Violences conjugales : un « devoir » au Moyen Age, inacceptables au XXIe siècle

Le Monde  EnquêteAu Moyen Age, la « correction » des femmes par leurs maris est non seulement un droit, mais un devoir. Il faut attendre le siècle des Lumières pour que ce principe tombe en désuétude, et la fin du XIXe siècle pour que la tolérance sociale envers les brutalités, peu à peu, recule.

 

C’est un homme au regard menaçant, le bras levé, qui, sous l’œil indifférent de ses voisins, attrape fermement par les cheveux une femme terrorisée qu’il maintient allongée sur le sol. Extraite d’un manuscrit du Roman de la Rose, de Guillaume de Lorris et Jean de Meung, cette illustration qui date de la fin du XVe siècle fait étrangement écho à un dessin en noir et blanc publié quatre siècles plus tard, en 1899, dans un recueil de chansons de rue – un homme en colère s’apprêtant à jeter une chaise à la tête d’une pauvre femme en chemise de nuit, pieds nus, protégeant craintivement sa tête dans ses bras.

 

 

Illustration tirée du recueil « Dans la rue, chansons et monologues », A. Bruant, 1899.

 

 

Une même scène, à quatre cents ans de distance ? Les mêmes gestes, au Moyen Age comme sous la IIIe République ? Une même fatalité qui poursuivrait les femmes depuis des siècles ?

Les violences conjugales n’offrent pas toujours le même visage, mais elles semblent traverser les époques avec une grande constance : dans les procédures médiévales de séparation de corps comme dans les plaintes adressées à la justice pénale du XIXe siècle, dans les dossiers soumis au Parlement de Paris sous l’Ancien Régime comme dans les prises de parole des femmes battues des années 1970, les scénarios, souvent, se répètent. Des insultes, des humiliations, des coups…

Si les actes et les mots se ressemblent, le regard que la société porte sur eux s’est cependant profondément transformé. Considérées comme nécessaires, voire légitimes, par les « coutumiers » du Moyen Age – qui recensaient les droits, usages et règles propres à chaque communauté et imposaient aux maris un « devoir de correction » –, les violences conjugales ont été non plus recommandées, mais largement acceptées au XIXe siècle, par une société organisée autour de la figure toute-puissante du chef de famille.

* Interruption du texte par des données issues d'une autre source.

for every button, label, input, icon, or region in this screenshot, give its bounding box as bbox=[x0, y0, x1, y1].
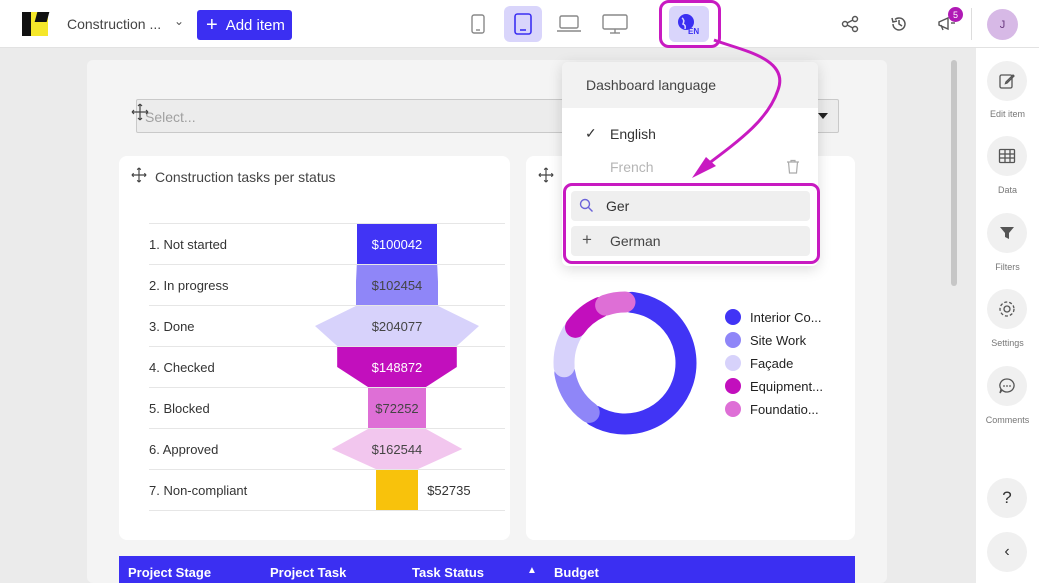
annotation-arrow bbox=[692, 38, 782, 178]
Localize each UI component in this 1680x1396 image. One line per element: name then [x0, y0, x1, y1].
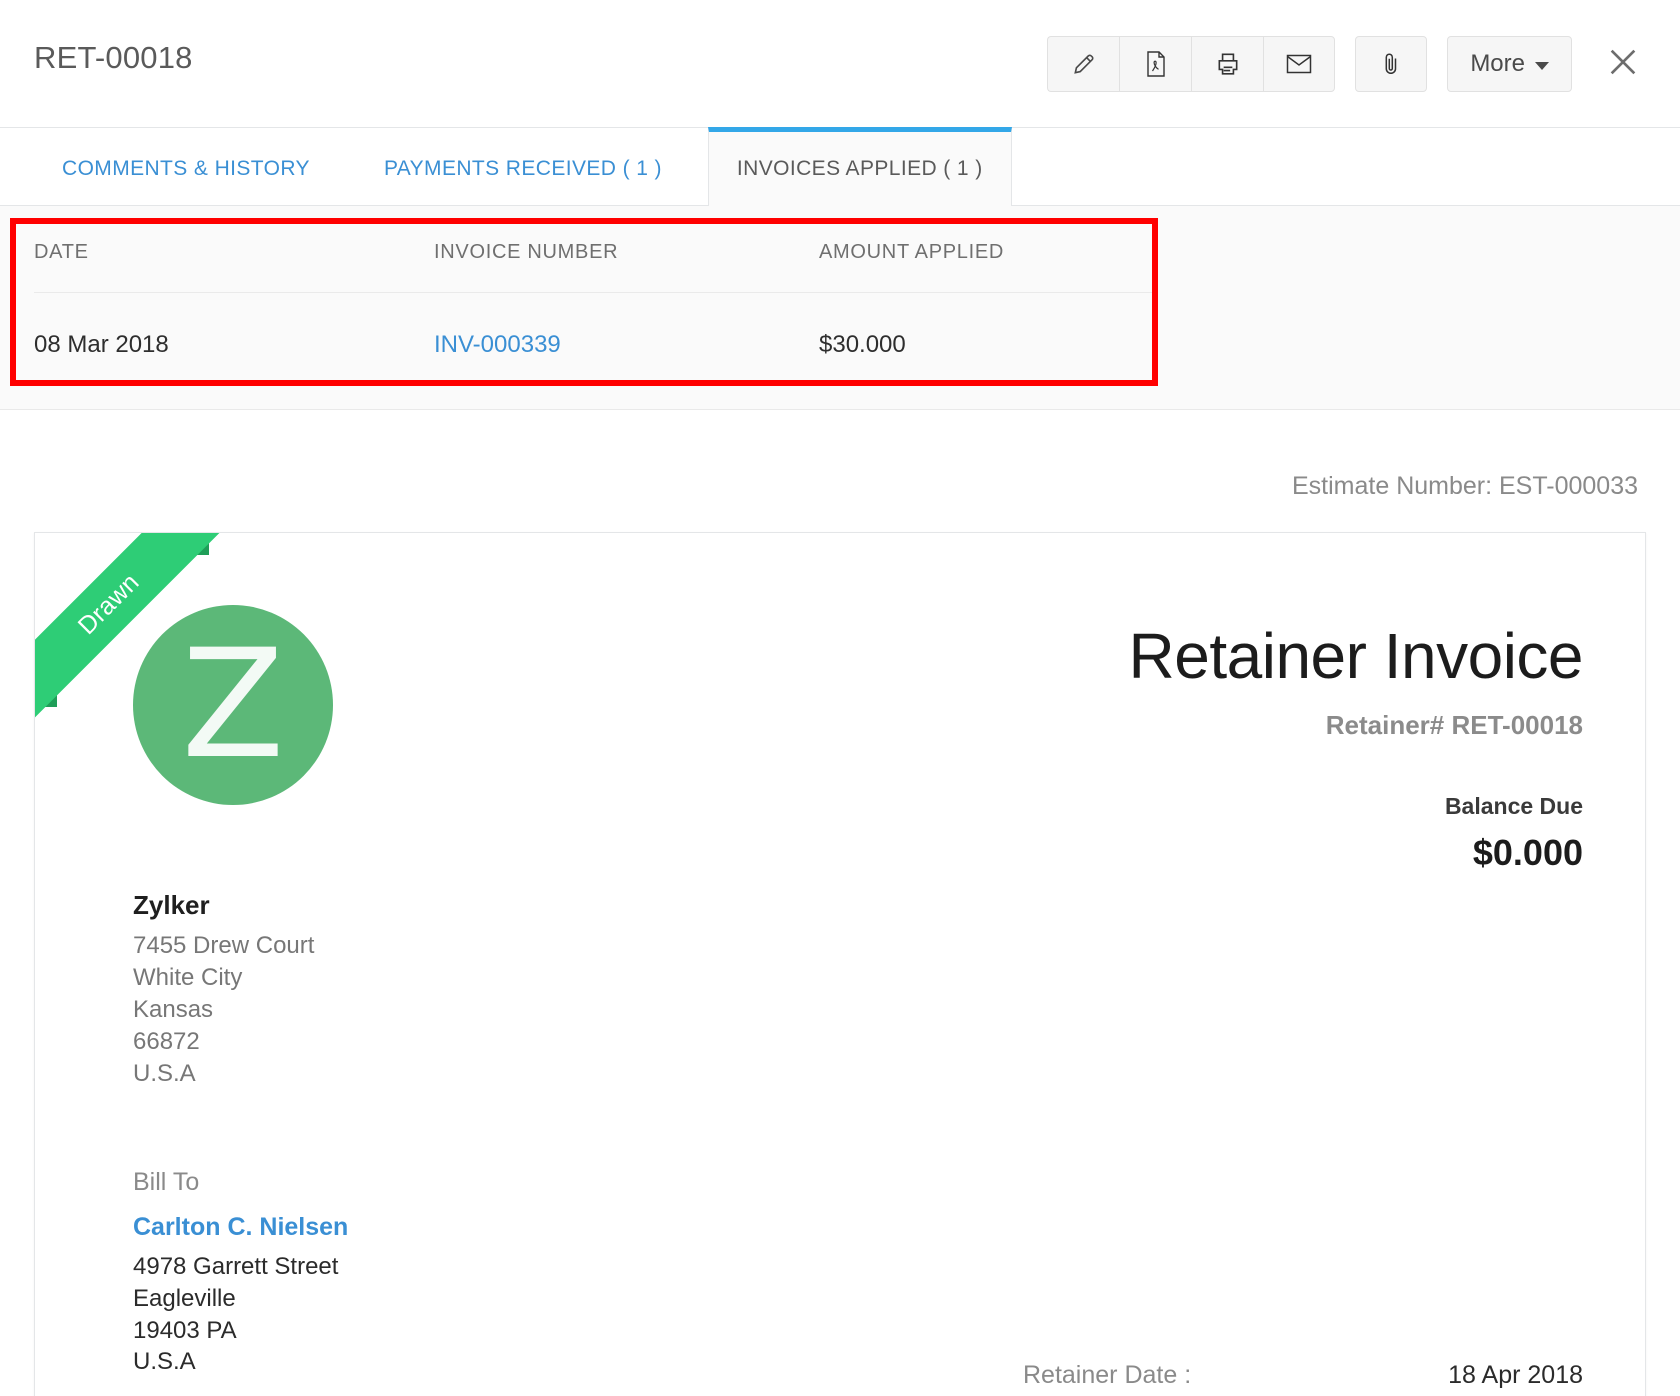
- page-header: RET-00018 More: [0, 0, 1680, 128]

Cette tolérance a fait place, un siècle et demi plus tard, à une ferme réprobation : aujourd’hui, les violences au sein du couple suscitent un opprobre moral, social, politique et pénal unanime.

 

« Le devoir de corriger par les coups »

 

Comment comprendre que le même geste soit considéré comme une pratique juste et légitime au Moyen Age, comme un comportement répréhensible mais compréhensible au XIXe siècle et comme une conduite inacceptable au XXIe siècle ?

« Ce changement de regard est le fruit d’une lente évolution des mentalités, analyse l’historienne Elisabeth Lusset, chargée de recherche au CNRS. Dans ce processus qui a pris des siècles, trois facteurs ont été décisifs : la contestation de plus en plus forte des violences physiques au sein de la famille, la légitimité croissante de l’intervention de l’Etat dans la sphère privée et, bien sûr, l’émergence très progressive de l’égalité hommes-femmes. »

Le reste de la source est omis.